The latest revision, effective from January 2011, further stipulates that in the absence of any advance health-care directive, durable power of attorney or family agreement, life support can be discontinued with the unanimous written consent of a patient’s spouse and immediate family members, plus the approval of the hospital’s medical ethics committee.

Despite the provisions of the law, however, maximum treatment without regard for efficacy or benefit to the patient is still the norm, Chao argues. This is due to the prevailing view that not using CPR or life support is equivalent to abandoning the patient, along with the fear that insufficient treatment will lead to death.

“There was a case in which the patient, whose limbs were blackened and distorted by poor circulation, smelled rotten immediately after he was removed from the extracorporeal membrane oxygenator (ECOMO),” Chao said.

In other cases, “intrusive treatment with tracheostomy tubes, nasogastric tubes or catheters only inflicts pains, while seeing all those tubes coming out of the body of an unconscious patient can cause grief for family members too,” she said.

Besides inflicting pain, life support for the terminally ill is costly, Chao said, citing statistics showing that only 26 percent of ECOMO treatments are successful, and prolong the average patient’s life only 30 days, at a cost of NT$4.75 million (US$165,000).

For families, of course, the decision to withdraw life support may still be very difficult, even when patients have expressed the desire not to have their lives prolonged. In such cases, hospice advocates agree that family meetings convened by the hospital may help resolve the dilemma.

Hospital ethics committees must also do more as consultants and educators to help families and doctors make ethical choices, Chao said.

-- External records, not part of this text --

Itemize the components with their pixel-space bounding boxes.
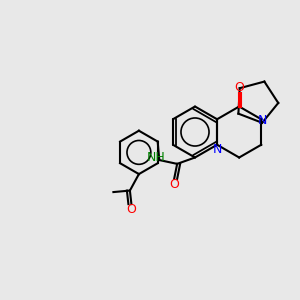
Text: O: O: [169, 178, 179, 191]
Text: O: O: [127, 203, 136, 216]
Text: N: N: [258, 114, 267, 127]
Text: O: O: [234, 81, 244, 94]
Text: NH: NH: [146, 151, 165, 164]
Text: N: N: [212, 143, 222, 156]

According to an informal poll by Chao, very few hospitals have pulled the plug on terminal patients. Instead of following the procedures outlined in the act, hospitals simply maintain life support, or, fearing litigation, ask families that insist on withdrawing life support to sign an against-medical advice-discharge form.

Change has also been slow to come with regard to extending life artificially in emergency situations. Only 52,000 people have signed DNR orders and had it noted on their NHI cards, according to the health authorities.

Thus although Taiwan is the first country in the Asia-Pacific region to have a law recognizing the validity of a citizen’s advance health-care directive, there is still a long road ahead before dignified end-of-life care becomes the norm, Chao noted.

This article first appeared in Taiwan Today in Aug. 7, 2011.